Tony had already fathered a daughter, but with a son on the way, there were new potential issues to confront. With the Vietnam War in full swing, the Coxons had to set priorities: Tony was happy living in Massachusetts, but was concerned that if his son was born on American soil, he would run the risk of later conscription and involvement in a war, so the couple returned to Leeds in 1969 for the birth of the baby. On an interim visit to her parents in Wales along with her daughter, Monnie expressed the opinion that America "is not the sort of place one would like to live in permanently, but it’s nice for a visit." After Leeds, Coxon took up a post at Edinburgh University, which was known for its social sciences and early AI technology, and stayed there for six years. An added bonus was that the institution possessed a rare IBM computer which was compatible with US software.

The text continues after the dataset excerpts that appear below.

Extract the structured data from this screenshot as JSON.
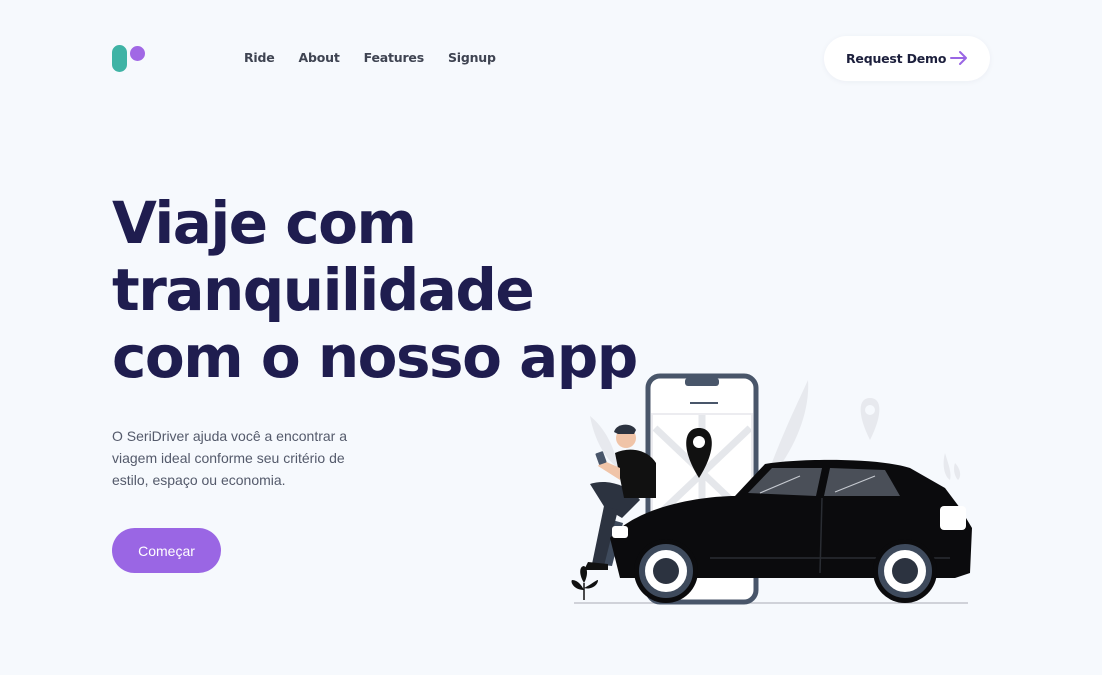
{
  "nav": {
    "items": [
      {
        "label": "Ride"
      },
      {
        "label": "About"
      },
      {
        "label": "Features"
      },
      {
        "label": "Signup"
      }
    ]
  },
  "header": {
    "demo_label": "Request Demo"
  },
  "hero": {
    "title_lines": [
      "Viaje com",
      "tranquilidade",
      "com o nosso app"
    ],
    "description": "O SeriDriver ajuda você a encontrar a viagem ideal conforme seu critério de estilo, espaço ou economia.",
    "cta_label": "Começar"
  },
  "colors": {
    "background": "#f6f9fd",
    "heading": "#1f1d4f",
    "accent": "#9a66e4",
    "logo_teal": "#3fb3a5",
    "logo_purple": "#a168e5"
  },
  "icons": [
    "logo-mark",
    "arrow-right-icon",
    "map-pin-icon",
    "smartphone",
    "car",
    "person",
    "plant"
  ]
}
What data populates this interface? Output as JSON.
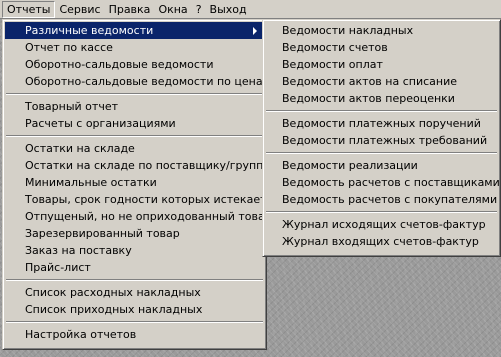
{
  "menubar": {
    "items": [
      {
        "label": "Отчеты"
      },
      {
        "label": "Сервис"
      },
      {
        "label": "Правка"
      },
      {
        "label": "Окна"
      },
      {
        "label": "?"
      },
      {
        "label": "Выход"
      }
    ]
  },
  "reports_menu": {
    "group1": [
      "Различные ведомости",
      "Отчет по кассе",
      "Оборотно-сальдовые ведомости",
      "Оборотно-сальдовые ведомости по ценам"
    ],
    "group2": [
      "Товарный отчет",
      "Расчеты с организациями"
    ],
    "group3": [
      "Остатки на складе",
      "Остатки на складе по поставщику/группе",
      "Минимальные остатки",
      "Товары, срок годности которых истекает",
      "Отпущеный, но не оприходованный товар",
      "Зарезервированный товар",
      "Заказ на поставку",
      "Прайс-лист"
    ],
    "group4": [
      "Список расходных накладных",
      "Список приходных накладных"
    ],
    "group5": [
      "Настройка отчетов"
    ]
  },
  "statements_submenu": {
    "group1": [
      "Ведомости накладных",
      "Ведомости счетов",
      "Ведомости оплат",
      "Ведомости актов на списание",
      "Ведомости актов переоценки"
    ],
    "group2": [
      "Ведомости платежных поручений",
      "Ведомости платежных требований"
    ],
    "group3": [
      "Ведомости реализации",
      "Ведомость расчетов с поставщиками",
      "Ведомость расчетов с покупателями"
    ],
    "group4": [
      "Журнал исходящих счетов-фактур",
      "Журнал входящих счетов-фактур"
    ]
  },
  "colors": {
    "menu_face": "#d4d0c8",
    "highlight": "#0a246a",
    "highlight_text": "#ffffff"
  }
}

At 37, Coxon was offered a chair of Sociological Research Methods at Cardiff University, where he soon became Department head. In 1989 he took up the post of Director of the new Interdisciplinary Research Centre of the University of Essex, as the ESRC was then called.From Occupational Cognition, he moved on to Multidimensional Scaling and Content Analysis. Between 1997 and 2002, he was Professor of Sociology and Health Studies.

==Sundry activities==
In the 1980s, during the AIDS crisis, Professor Coxon took charge of a major research study conducted by the Social Research Unit at University College, Cardiff, looking into AIDS and the changing lifestyle of homosexuals.Coxon was co-director of the Institute for Behavioural Research on AIDS, University of Wales College of Medicine, Cardiff, and professor in the Bro Tâf Health Authority. He was a member of the health education subcommittee of the DHSS expert advisory group on health education and AIDS and a member of the Welsh Office Health Education advisory committee, subcommittee on AIDS. He was co-founder with Dr Tom McManus and Dr Peter Davies of the panel study funded by the MRC and DHSS, Project SIGMA (Sociosexual Investigations of Gay Men and Aids) and was principal investigator at the South Wales and Essex sites (1982–2002); consultant and adviser of WHO Special (later, Global) Programme on AIDS (1987–92) and coordinator of the seven nation International Studies of Gay and Bisexual Behaviour and Aids and a member and Chair of the ESRC Steering Group on AIDS. He was also consultant to Barnet, Brent and Harrow, Bro Tâf, South-East London and North Essex Health Authorities’ HIV/AIDS research advisory and Education Units on PSE (Public Sex Environment) and Outreach Project (1996–2002).

==Political life==
Coxon was a member of the Committee of 100, and of the National Administrative Council of the Independent Labour Party.

==Death==
Tony Coxon died of a brain tumour on 7 February 2012 at Marie Curie Hospice, Penarth, Wales.